Kein Historiker, kein Politiker...
Gemeinsam organisierten der Verschönerungsverein und der Turnverein Mettmenstetten die 1.-August-Feier im Paradies ob Mettmenstetten. Es wurde Handorgel gespielt und gejodelt. Es gab Bratwürste und der Schweizerpsalm wurde gesungen. Aber kein Feuer loderte gen Himmel und der Redner sprach nicht über das hehre Vaterland.
Eine idyllische Szene wie im Bilderbuch: Unter lauschigen Bäumen und farbigen Lichtergirlanden sassen plaudernde Menschen und bewunderten den Blick aufs Dorf und ins weite Grün des Reusstales. Zuerst ertönte aus dem Lautsprecher das Geläute der Kirchenglocken, dann erklang volkstümliche Musik, gespielt vom Duo Ueli und Kari. Peter Junker begrüsste die Mettmenstetter, bedankte sich bei allen, die das Fest mitgestaltet hatten und führte den Redner ein mit den Worten: «Wir mussten lange suchen.» Drei Trachtenmeitli aus dem Bernbiet jodelten wunderschön.
Traditionelle Feier im Paradies
Die Geschwister Moser sangen von einem Mann, der nur an sich denkt. Es sei ihm nur um Geld und Gut gegangen. «Die Augen sind leer und das Herz ist hart wie Stein.» Der Schreiber des Liedes schloss daraus: «I bliibe lieber muusarm.»

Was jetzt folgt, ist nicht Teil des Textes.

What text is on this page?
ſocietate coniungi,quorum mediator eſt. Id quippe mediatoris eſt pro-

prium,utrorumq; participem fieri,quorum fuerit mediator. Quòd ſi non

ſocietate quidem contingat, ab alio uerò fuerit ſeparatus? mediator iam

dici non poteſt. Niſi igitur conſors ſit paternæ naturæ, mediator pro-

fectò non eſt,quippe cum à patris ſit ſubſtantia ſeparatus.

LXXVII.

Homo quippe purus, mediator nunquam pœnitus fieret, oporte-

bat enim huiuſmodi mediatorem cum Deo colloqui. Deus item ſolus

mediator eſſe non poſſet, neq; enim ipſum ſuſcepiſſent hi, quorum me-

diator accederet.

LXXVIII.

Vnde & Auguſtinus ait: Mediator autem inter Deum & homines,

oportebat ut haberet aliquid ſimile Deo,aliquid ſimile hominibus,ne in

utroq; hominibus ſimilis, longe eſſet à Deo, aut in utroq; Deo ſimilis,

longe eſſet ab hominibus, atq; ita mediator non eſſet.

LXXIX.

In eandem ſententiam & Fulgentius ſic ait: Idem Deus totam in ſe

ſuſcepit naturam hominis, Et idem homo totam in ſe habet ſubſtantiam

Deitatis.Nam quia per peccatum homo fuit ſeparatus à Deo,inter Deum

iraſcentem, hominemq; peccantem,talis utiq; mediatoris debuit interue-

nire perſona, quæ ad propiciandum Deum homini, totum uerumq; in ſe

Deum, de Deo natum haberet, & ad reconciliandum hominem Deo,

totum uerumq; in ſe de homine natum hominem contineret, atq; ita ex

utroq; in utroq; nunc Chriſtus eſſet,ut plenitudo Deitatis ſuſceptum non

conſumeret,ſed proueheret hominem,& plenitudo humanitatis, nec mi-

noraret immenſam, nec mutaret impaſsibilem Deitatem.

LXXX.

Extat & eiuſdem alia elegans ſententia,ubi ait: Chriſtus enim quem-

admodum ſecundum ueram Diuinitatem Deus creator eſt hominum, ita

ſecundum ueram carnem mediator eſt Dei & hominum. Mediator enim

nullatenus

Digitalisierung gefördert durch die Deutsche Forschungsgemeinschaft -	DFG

Damit war man schon mitten im Thema des Redners, der für ein achtsames und gerechtes Miteinander plädierte. Hansruedi Sommer betonte, er sei weder ein Historiker noch ein Politiker, ihm ging es um soziale Aspekte des Miteinanders in der Schweiz und weltweit. Der Agronom führt seit 24 Jahren das Werk- und Wohnhaus zur Weid in Rossau. Diese Arbeit habe ihn zum Experten des menschlichen Zusammenlebens werden lassen. Wo Menschen zusammenleben, gibt es Konflikte und es brauche Geduld, Beharrlichkeit, Gelassenheit und Vertrauen, um diese zu entschärfen.
Soziales Engagement
Hansruedi Sommer lobte die Mettmenstetter und Rossauer für ihren toleranten Umgang mit seinen Klienten, die manchmal auch ungehobelt sein könnten. Insbesondere der direkte Kontakt seiner Klienten mit der Bevölkerung liege ihm am Herzen. Er freue sich, dass viele Besucher zur Weid kommen, um im Weid-Laden einzukaufen, sich den Gutsbetrieb mit den Tieren «von Kühen bis Tauben» anzuschauen und im Weid-Kafi einzukehren. Dabei entstehen kurze Kontakte, die seinen Klienten guttun. Eine überzeugende Strategie, die Männer aus dem Wohnheim in die Dörfer zu integrieren!
Miteinander, weltweit
Der 1.-August-Redner las die Präambel der Bundesverfassung vor, welche die Verantwortung gegenüber der Schöpfung sowie die Offenheit und Solidarität gegenüber der Welt zum Inhalt hat. «…im Willen, in gegenseitiger Rücksichtnahme und Achtung ihre Vielfalt in der Einheit zu leben» und weiter: «…gewiss, dass frei nur ist, wer seine Freiheit gebraucht, und dass die Stärke des Volkes sich misst am Wohl der Schwachen.»
Diese Kernsätze unserer Demokratie nahm Hansruedi Sommer auf und wünschte, dass die Schweiz ein prosperierendes, friedliches Land bleibe, dass die Menschenrechte aktiv gelebt würden und die Schweiz zu den Ressourcen Sorge trage. Nicht nur das eigene Wohl solle Lebensinhalt sein, sondern das aller auf dieser Welt. Ganz entgegen dem aktuellen Trend «Wir zuerst».